Sebagaimana diketahui sejak era VOC/Belanda, Inggris makin lama makin kuat di Asia, dengan pusat kekutan di India (mengusir Belanda). Setelah mendapat koloni di Bengkoeloe, pedagang Inggris yang lain juga mendapat koloni di pulau Blambangan di pantai Borneo Utara dengan Broenai pada tahun 1775.  Setahun sebelumnya Inggris terusir dari Amerika karena rakyak Amerika memproklamasikan kemerdekaan. Dua tahun sebelumnya seorang pelaut Inggris, James Cook dari Batavia (kini Jakarta) melakukan eskpedisi ke Pasifik dan pantai timur Australia. Lalu laporan James Cook ini dipublikasikan pada tahun 1775 dimana didalamnya Cook merekomendasikan agar di Australia dibuat koloni baru (menggantikan Amerika Serikat). Gayung bersambut. Pada tahun 1877 imingran pertama Inggris tiba di Australia. Untuk mengamankan koloni-koloni baru di luar India pada tahun 1779 skuadron Inggris di Madras dipindahkan ke Bengkoeloe (Belanda/VOC terusir dari pantai barat Sumatra). Dengan semakin menguatnya Inggris di sekeliling Jawa yang berpusat di Batavia, pasukan Inggris menduduki  Jawa pada tahun 1811 (semua wilayah VOC/Belanda termasuk Malaka dikuasai Inggris kecuali Ternate (Maluku). Namun itu tidak lama, pada tahun 1816 Inggris harus mengembalikan semua koloni Belanda dikembali ke Pemerintah Hindia Belanda. Meski demikian, Inggris masih menyisakan Bengkoeloe dan Australia plus pulau Blambangan. Lalu pada tahun 1824 terjadi perjanjian Traktat London dimana Bengkoeloe dilakukan tugkar guling dengan Malaka. Sejak itu batas yurisdiksi kedua belah pihak Belanda dan Inggris dipertegas. Dalam rangka untuk memperluas pengaruh Inggris di Burma, James Brooke dikirim pada tahun 1825 (di Jawa terjadi Perang Jawa, pribumi melawan Belanda).

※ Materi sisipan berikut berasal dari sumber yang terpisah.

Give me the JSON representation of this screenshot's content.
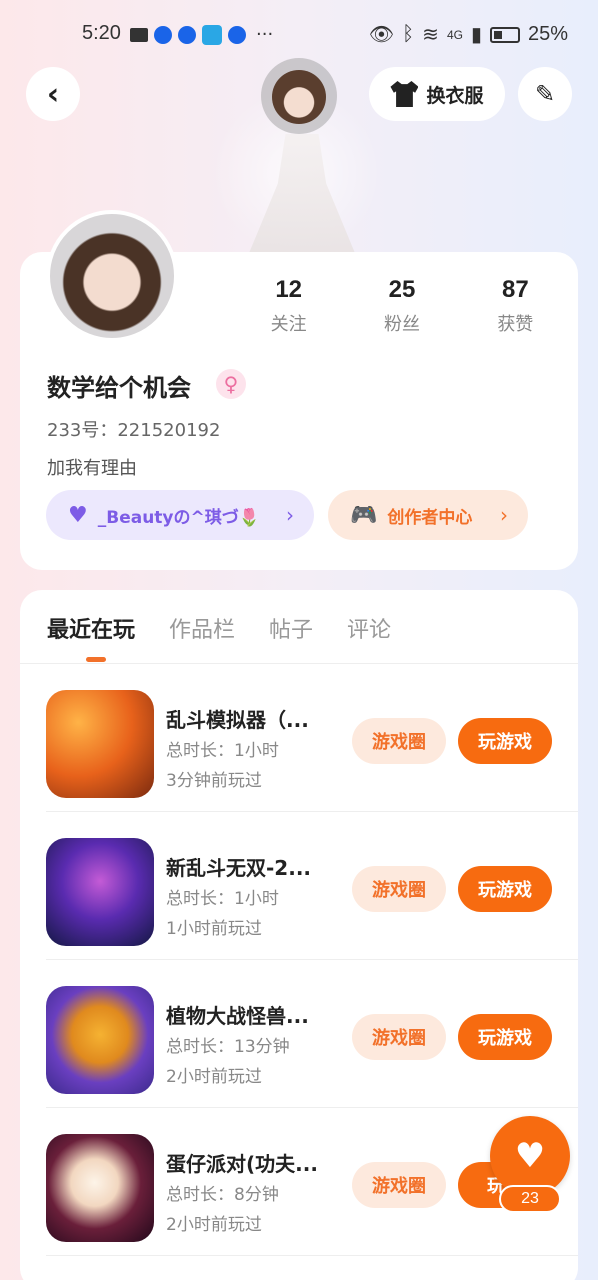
{
  "status_bar": {
    "time": "5:20",
    "signal_label": "4G",
    "battery": "25%",
    "more": "···"
  },
  "top_bar": {
    "back_icon": "‹",
    "dress_label": "换衣服",
    "edit_icon": "✎"
  },
  "profile": {
    "stats": [
      {
        "value": "12",
        "label": "关注"
      },
      {
        "value": "25",
        "label": "粉丝"
      },
      {
        "value": "87",
        "label": "获赞"
      }
    ],
    "username": "数学给个机会",
    "gender_symbol": "♀",
    "user_id": "233号：221520192",
    "bio": "加我有理由",
    "tag_beauty": "_Beautyの^琪づ🌷",
    "tag_creator": "创作者中心"
  },
  "tabs": [
    {
      "label": "最近在玩",
      "active": true
    },
    {
      "label": "作品栏",
      "active": false
    },
    {
      "label": "帖子",
      "active": false
    },
    {
      "label": "评论",
      "active": false
    }
  ],
  "games": [
    {
      "title": "乱斗模拟器（...",
      "duration": "总时长：1小时",
      "last_played": "3分钟前玩过",
      "circle_label": "游戏圈",
      "play_label": "玩游戏"
    },
    {
      "title": "新乱斗无双-2...",
      "duration": "总时长：1小时",
      "last_played": "1小时前玩过",
      "circle_label": "游戏圈",
      "play_label": "玩游戏"
    },
    {
      "title": "植物大战怪兽...",
      "duration": "总时长：13分钟",
      "last_played": "2小时前玩过",
      "circle_label": "游戏圈",
      "play_label": "玩游戏"
    },
    {
      "title": "蛋仔派对(功夫...",
      "duration": "总时长：8分钟",
      "last_played": "2小时前玩过",
      "circle_label": "游戏圈",
      "play_label": "玩游"
    }
  ],
  "fab": {
    "count": "23"
  },
  "colors": {
    "accent": "#f76b10",
    "accent_light": "#fde9dd",
    "purple": "#7d5ce6",
    "purple_light": "#ece8fd"
  }
}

Setelah sembuh, Jamaes Brooke, pada tahun 1830 kembali bergabung dengan pasukan Inggris (IEC) di Madras, India. Keluar dari ketentaraan, James Brooke terjun dalam dunia perdagangan yang dimulai di Tapanoeli, wilayah dimana pedagang-pedagang Inggris menikmati hasil sejak era VOC hingga pasca Traktat London tahun 1824, namun masih banyak pedagang Inggris yang bekerjasama dengan Pemerintah Hindia Belanda (termasuk James Brooke di Tapanoeli, JP King di Lombok dan lainnya). Namun James Brooke kalah bersaing dengan Pemerintah Hindia Belanda di pantai barat Sumatra yang berpusat di Padang (lebih-lebih semakin hangatnya Perang Pidari) James Brooke kembali pulang kampong di Inggris.

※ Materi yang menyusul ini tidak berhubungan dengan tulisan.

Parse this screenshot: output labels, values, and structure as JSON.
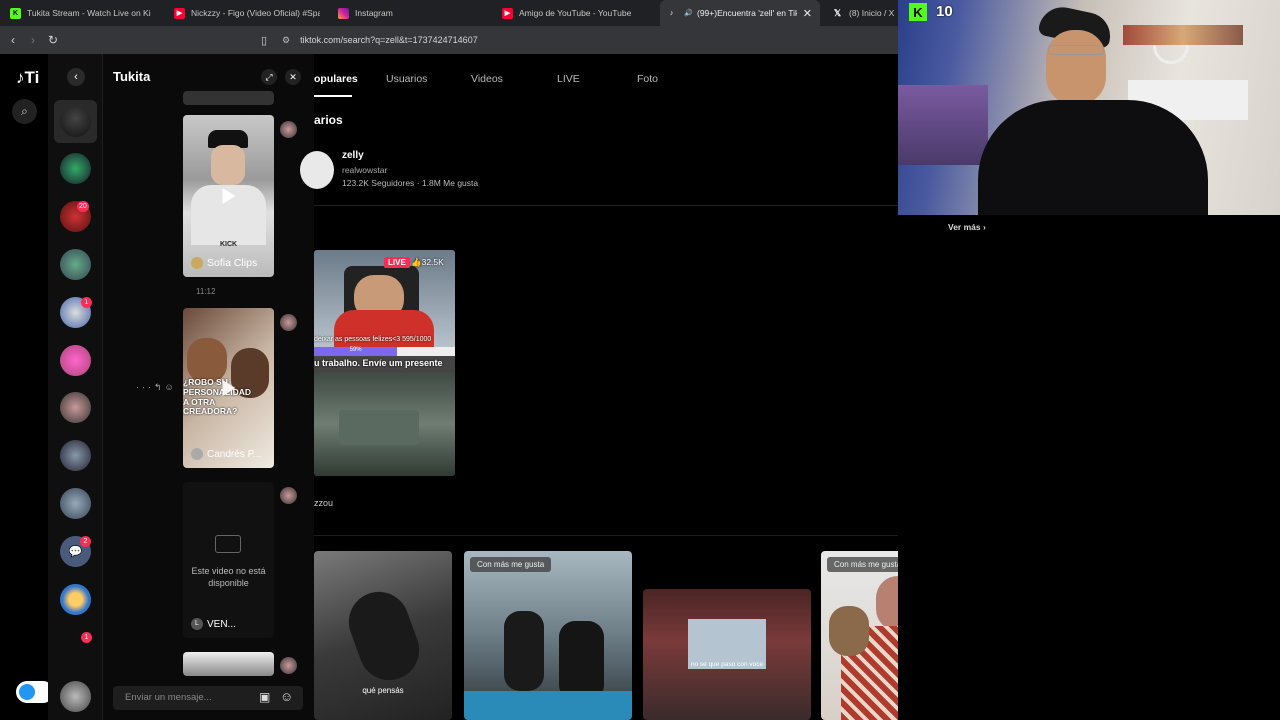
{
  "browser": {
    "tabs": [
      {
        "label": "Tukita Stream - Watch Live on Ki",
        "icon": "kick-icon",
        "color": "#53fc18",
        "active": false
      },
      {
        "label": "Nickzzy - Figo (Video Oficial) #Spanis",
        "icon": "youtube-icon",
        "color": "#ff0033",
        "active": false
      },
      {
        "label": "Instagram",
        "icon": "instagram-icon",
        "color": "#d6249f",
        "active": false
      },
      {
        "label": "Amigo de YouTube - YouTube",
        "icon": "youtube-icon",
        "color": "#ff0033",
        "active": false
      },
      {
        "label": "(99+)Encuentra 'zell' en TikTo",
        "icon": "tiktok-icon",
        "color": "#ffffff",
        "active": true
      },
      {
        "label": "(8) Inicio / X",
        "icon": "x-icon",
        "color": "#ffffff",
        "active": false
      }
    ],
    "url": "tiktok.com/search?q=zell&t=1737424714607"
  },
  "kick_overlay": {
    "viewers": "10"
  },
  "chat": {
    "title": "Tukita",
    "videos": [
      {
        "label": "Sofia Clips",
        "caption_top": "KICK"
      },
      {
        "label": "Candrés P...",
        "caption_top": "¿ROBO SU PERSONALIDAD A OTRA CREADORA?"
      },
      {
        "label": "VEN...",
        "unavailable": "Este video no está disponible",
        "avatar_letter": "L"
      }
    ],
    "timestamp": "11:12",
    "input_placeholder": "Enviar un mensaje...",
    "side_badges": [
      "20",
      "1",
      "2",
      "1"
    ]
  },
  "main": {
    "tabs": [
      "opulares",
      "Usuarios",
      "Videos",
      "LIVE",
      "Foto"
    ],
    "section_title": "arios",
    "user": {
      "name": "zelly",
      "handle": "realwowstar",
      "followers": "123.2K Seguidores",
      "dot": "·",
      "likes": "1.8M Me gusta"
    },
    "live": {
      "badge": "LIVE",
      "likes": "32.5K",
      "overlay1": "deixar as pessoas felizes<3 595/1000",
      "progress": "59%",
      "overlay2": "u trabalho. Envíe um presente"
    },
    "live_caption": "zzou",
    "grid": [
      {
        "chip": "",
        "caption": "qué pensás"
      },
      {
        "chip": "Con más me gusta",
        "caption": ""
      },
      {
        "chip": "",
        "caption": "no se que paso con voce"
      },
      {
        "chip": "Con más me gusta",
        "caption": ""
      }
    ]
  },
  "cam": {
    "ver_mas": "Ver más"
  },
  "colors": {
    "accent": "#fe2c55",
    "kick": "#53fc18"
  }
}
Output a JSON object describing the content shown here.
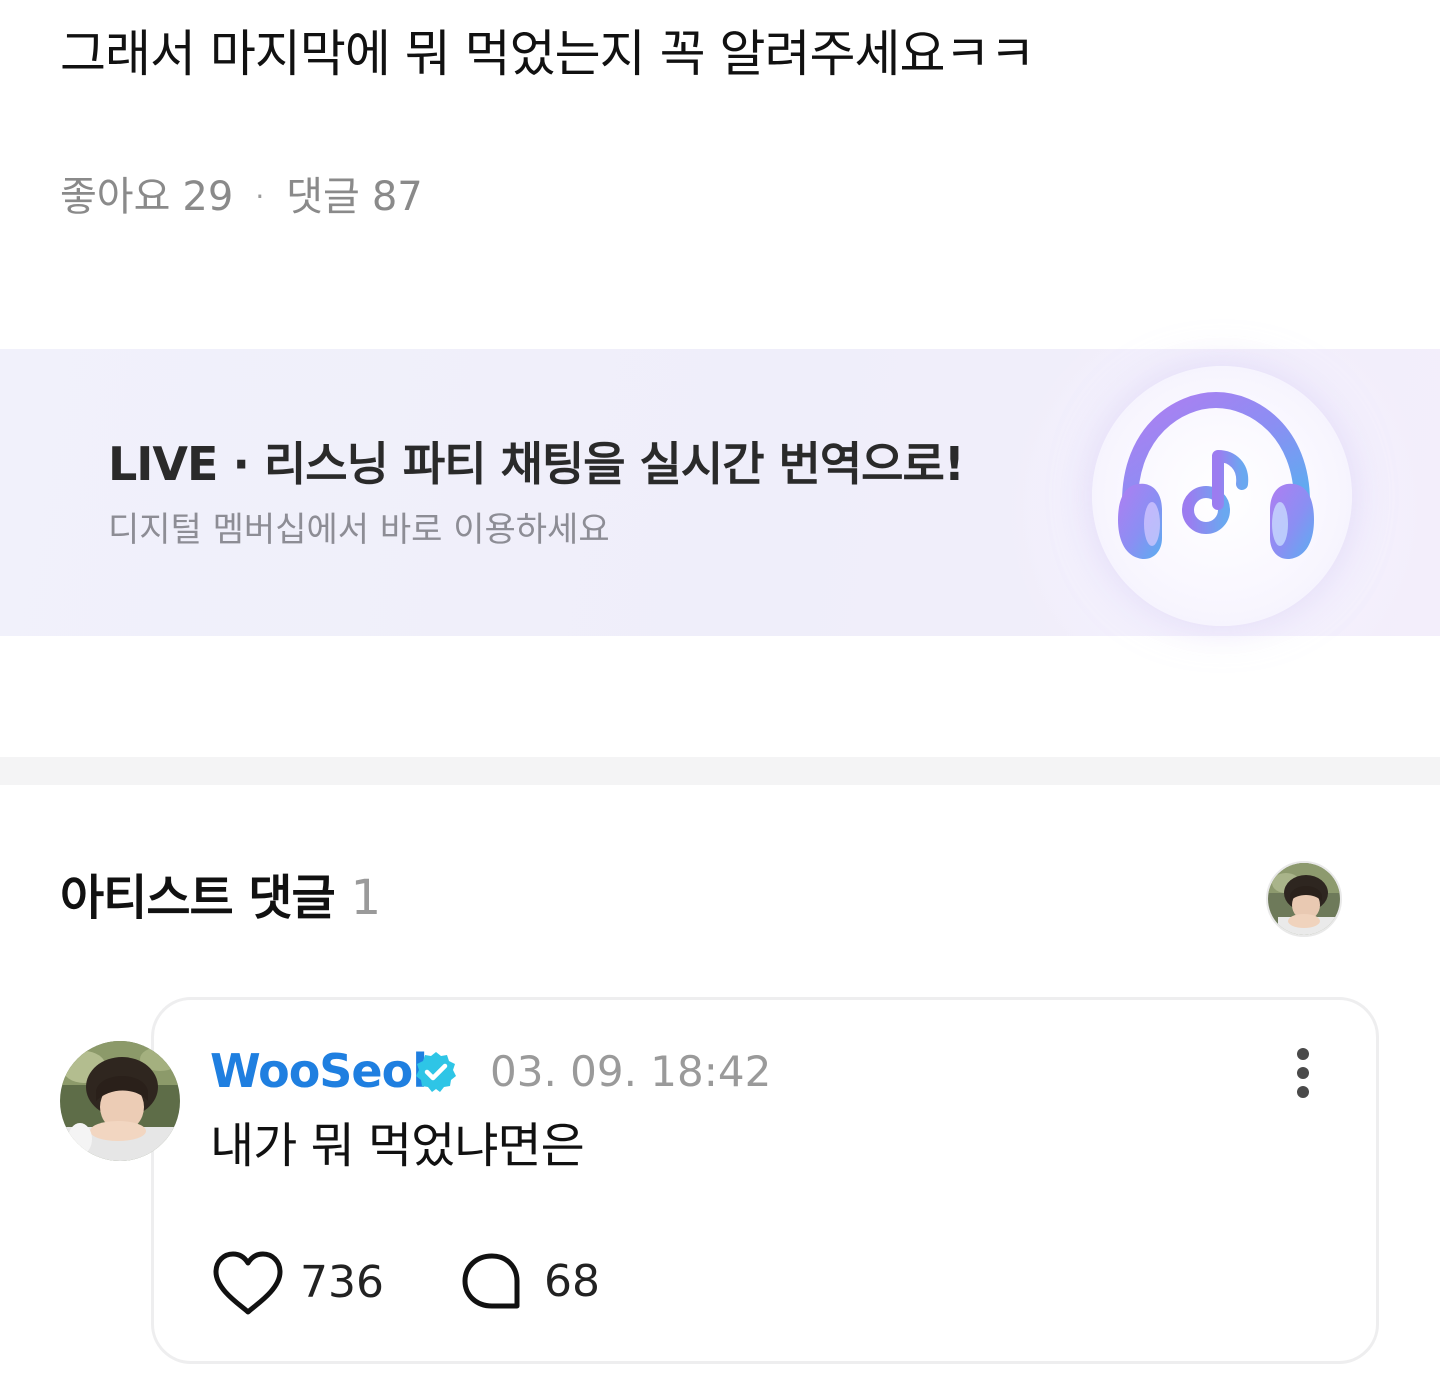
{
  "post": {
    "body": "그래서 마지막에 뭐 먹었는지 꼭 알려주세요ㅋㅋ",
    "likes_label": "좋아요",
    "likes_count": "29",
    "separator": "·",
    "comments_label": "댓글",
    "comments_count": "87"
  },
  "banner": {
    "title": "LIVE · 리스닝 파티 채팅을 실시간 번역으로!",
    "subtitle": "디지털 멤버십에서 바로 이용하세요",
    "icon": "headphones-music-icon"
  },
  "artist_comments": {
    "title": "아티스트 댓글",
    "count": "1"
  },
  "comment": {
    "author": "WooSeok",
    "verified_icon": "verified-badge-icon",
    "timestamp": "03. 09. 18:42",
    "text": "내가 뭐 먹었냐면은",
    "like_count": "736",
    "reply_count": "68",
    "like_icon": "heart-icon",
    "reply_icon": "speech-bubble-icon",
    "more_icon": "more-vertical-icon"
  },
  "colors": {
    "author": "#1f7fe0",
    "verified": "#2ec5e6",
    "muted": "#8a8a8a",
    "banner_bg": "#f0effa"
  }
}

Pada tahun 1833 (setelah Perang Jawa usai), perang di pantai barat Sumatra intensitasnya semakin tinggi. Pada tahun 1837 Pemerintah Hindia Belanda ingin segera mengakhiri perang dengan mengerahkan jumlah pasukan yang banyak dari Jawa. Pada bulan Agustus 1837 benteng Bonjol jatuh. Namun sisa padri bergeser ke Padang Lawas (Tapanuli), dan dengan dibantu para pasukan pribumi berhasil dilumpuhkan pada bulan September 1838. Sejak itu, wilayah pantai barat Sumatra menjadi relatif lebih ama, cabang pemerintahan Hindia Belanda mulai berjalan dengan baik.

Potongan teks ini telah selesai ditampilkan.